O último diálogo registrado entre os pilotos do voo 447 Rio-Paris e a torre de comando, antes do avião cair no Oceano Atlântico, em junho de 2009, foi revelado nesta segunda-feira (17), no tribunal que julga o envolvimento da fabricante Airbus e da companhia aérea Air France na tragédia que vitimou 228 pessoas.
O momento emocionou familiares e amigos das vítimas. "Nós ouvimos as vozes do além-túmulo", declarou Alain Jakubowicz, um dos advogados da associação Entraide et Solidarité AF447 (Cooperação e Solidariedade AF447). "Foi um momento apavorante porque ouvimos os pilotos, que, em vários trechos (dizem), 'Nós tentamos de tudo'".
Áudio dos pilotos do voo 447
No áudio, o piloto assume ter perdido o controle da aeronave. "Não tenho mais o controle do avião", disse ele, poucos minutos antes do acidente.
De acordo com o jornal Extra, com informações do canal BFM TV, o gravador que fez o registro foi recuperado em maio de 2011. Nele, foi possível entender que aconteceu algo fora do controle da cabine de comando.
"Que diabos está acontecendo? Não entendo o que está acontecendo", disse o co-piloto. Em terra, um capitão notou o sinal de alerta e pediu retorno. "Ei, o que diabos você está fazendo?", questionou.
Piloto e o co-piloto não souberam o que responder. Àquele momento, eles não sabiam que os dados recebidos estavam errados. "Não tenho mais o controle do avião", assumiu o piloto. Pouco depois, a aeronave despencou.
Solicitação dos familiares
A divulgação do áudio foi solicitada pela defesa dos familiares de algumas das vítimas, organizados na associação Entraide et Solidarité AF447.
De acordo com os advogados do grupo, ouvir o áudio dos pilotos era "absolutamente essencial para a busca da verdade". "Para as famílias das vítimas, foi muito importante [ouvir os últimos registros]. Muitas pessoas dormiam, foram despertadas pela morte", acrescentaram.
"Eu temia este momento e foi ainda mais forte do que eu poderia imaginar", reagiu Corinne Soulas, cuja filha morreu no acidente. "Os pilotos estavam perdidos, não sabiam o que os esperava, estavam na incompreensão total".

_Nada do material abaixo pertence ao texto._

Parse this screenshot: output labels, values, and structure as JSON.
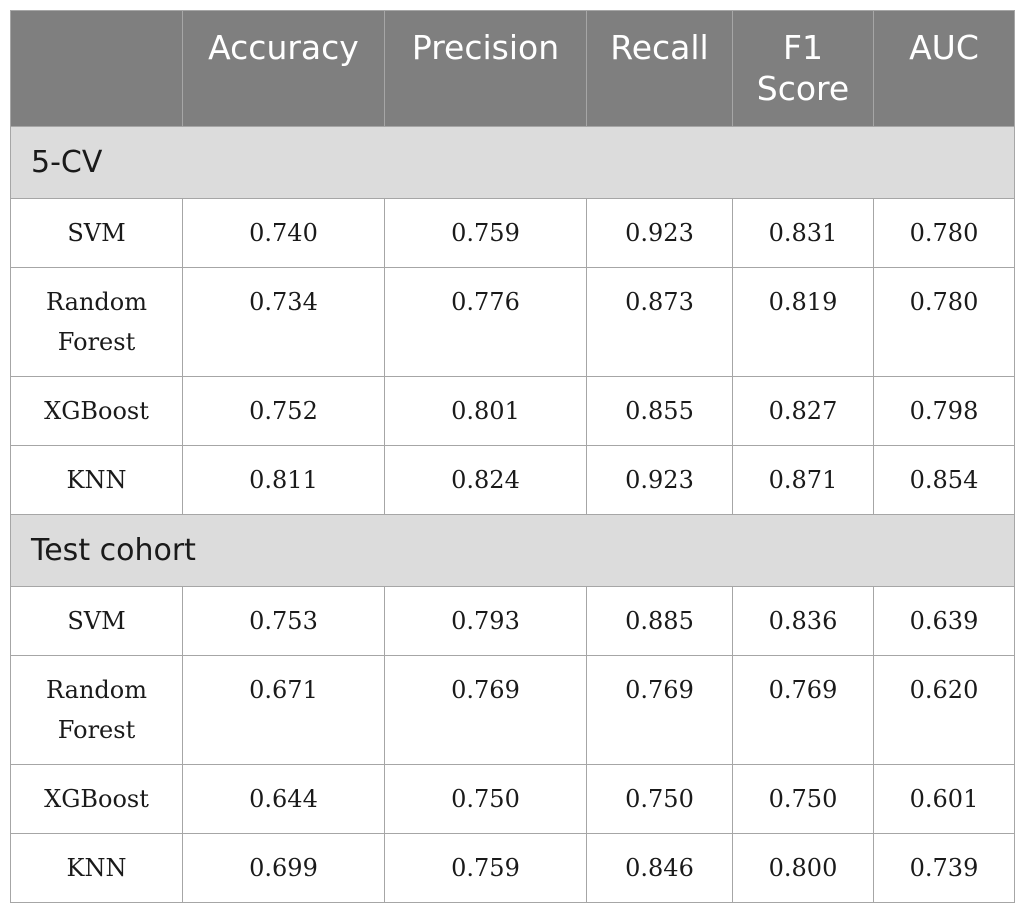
{
  "table": {
    "headers": [
      "",
      "Accuracy",
      "Precision",
      "Recall",
      "F1 Score",
      "AUC"
    ],
    "sections": [
      {
        "title": "5-CV",
        "rows": [
          {
            "model": "SVM",
            "values": [
              "0.740",
              "0.759",
              "0.923",
              "0.831",
              "0.780"
            ]
          },
          {
            "model": "Random Forest",
            "values": [
              "0.734",
              "0.776",
              "0.873",
              "0.819",
              "0.780"
            ]
          },
          {
            "model": "XGBoost",
            "values": [
              "0.752",
              "0.801",
              "0.855",
              "0.827",
              "0.798"
            ]
          },
          {
            "model": "KNN",
            "values": [
              "0.811",
              "0.824",
              "0.923",
              "0.871",
              "0.854"
            ]
          }
        ]
      },
      {
        "title": "Test cohort",
        "rows": [
          {
            "model": "SVM",
            "values": [
              "0.753",
              "0.793",
              "0.885",
              "0.836",
              "0.639"
            ]
          },
          {
            "model": "Random Forest",
            "values": [
              "0.671",
              "0.769",
              "0.769",
              "0.769",
              "0.620"
            ]
          },
          {
            "model": "XGBoost",
            "values": [
              "0.644",
              "0.750",
              "0.750",
              "0.750",
              "0.601"
            ]
          },
          {
            "model": "KNN",
            "values": [
              "0.699",
              "0.759",
              "0.846",
              "0.800",
              "0.739"
            ]
          }
        ]
      }
    ]
  }
}
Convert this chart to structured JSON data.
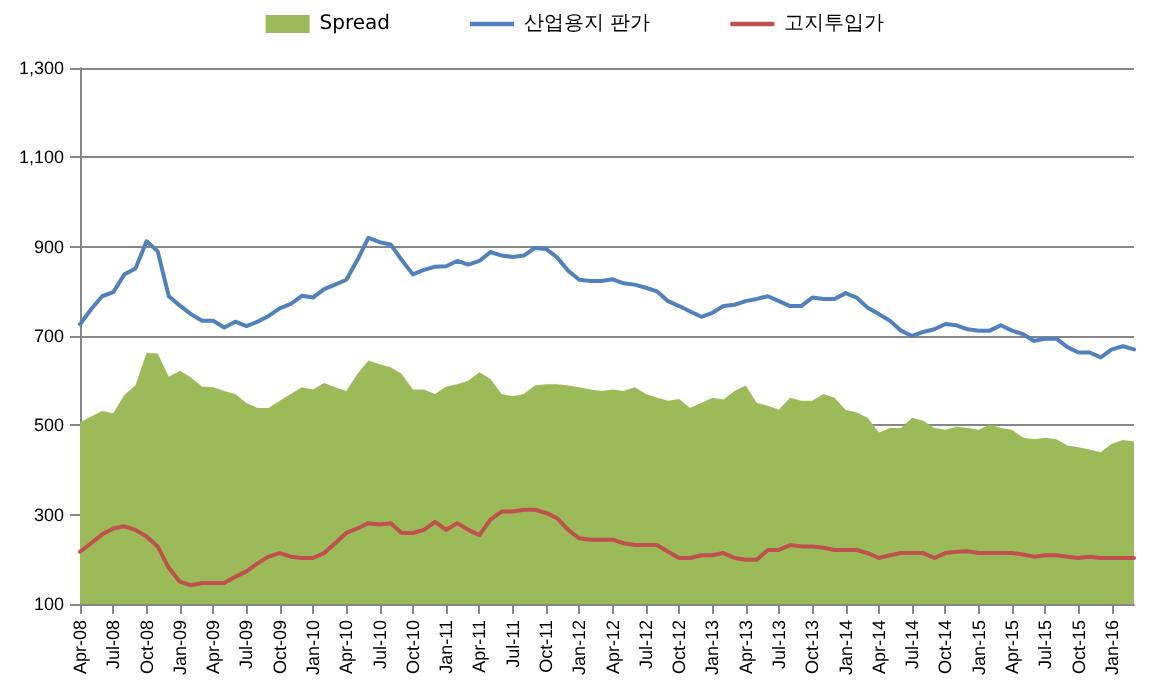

Ophélie Toulliou, que perdeu seu irmão, disse ter ouvido três pilotos "que enfrentaram uma situação que não compreendiam e que os sobrepujou completamente, pessoas que demonstraram ter um sangue frio extraordinário e que ouvimos lutar até o final".
Relembre o caso
Morreram, na tragédia, 216 passageiros e 12 tripulantes. Foi o desastre mais mortal da história da Air France.
Conforme o Extra, os primeiros destroços do avião e os corpos das vítimas foram encontrados nos primeiros dias após a tragédia. Porém, a fuselagem do veículo só foi localizada em abril de 2011, a 3,9 mil metros de profundidade.
As caixas-pretas foram recuperadas um mês depois. Foram elas que confirmaram que os pilotos, desorientados pelo congelamento das sondas Pilot, que servem para medir a velocidade do avião, não conseguiram recuperar a sustentação da aeronave.
'Nos unimos ao sofrimento'
Um porta-voz da Airbus que participou do julgamento também se emocionou ao ouvir as gravações. "Nós nos unimos ao sofrimento das pessoas próximas dos pilotos e das vítimas, revivido pela escuta desta gravação".
Na manhã desta segunda (17), o tribunal assistiu a dois vídeos da Airbus, um deles descrevendo as manobras que os pilotos deveriam ter realizado para controlar a situação. Os vídeos foram considerados pelas partes civis como dignos de um "mundo ideal" e não da "realidade".
À tarde, a defesa da fabricante, que refuta qualquer sanção penal, questionou especialistas do primeiro colegiado encarregado da instrução sobre as regras de pilotagem, a atitude da tripulação frente à condição meteorológica e o fato de o co-piloto, "o menos experiente", estar no comando.
"Para os senhores, a tripulação identificou a pane?", questionou Simon Ndiaye. Os pilotos tinham sido treinados em um procedimento para o caso em que as velocidades não fossem "coerentes entre si"; mas, desta vez, não havia dado sobre "velocidade em absoluto", explicou o especialista.
"Houve uma espécie de atordoamento, pois os elementos que eles tinham não correspondiam à imagem mental" do que haviam aprendido, descreveu.
O segundo conselho da Airbus questionou se a resistência ao efeito surpresa faz parte dos critérios de recrutamento dos pilotos. "Entre os militares, sim, mas entre os pilotos civis, não", respondeu o especialista. Para estes últimos, "o critério fundamental é o respeito aos procedimentos".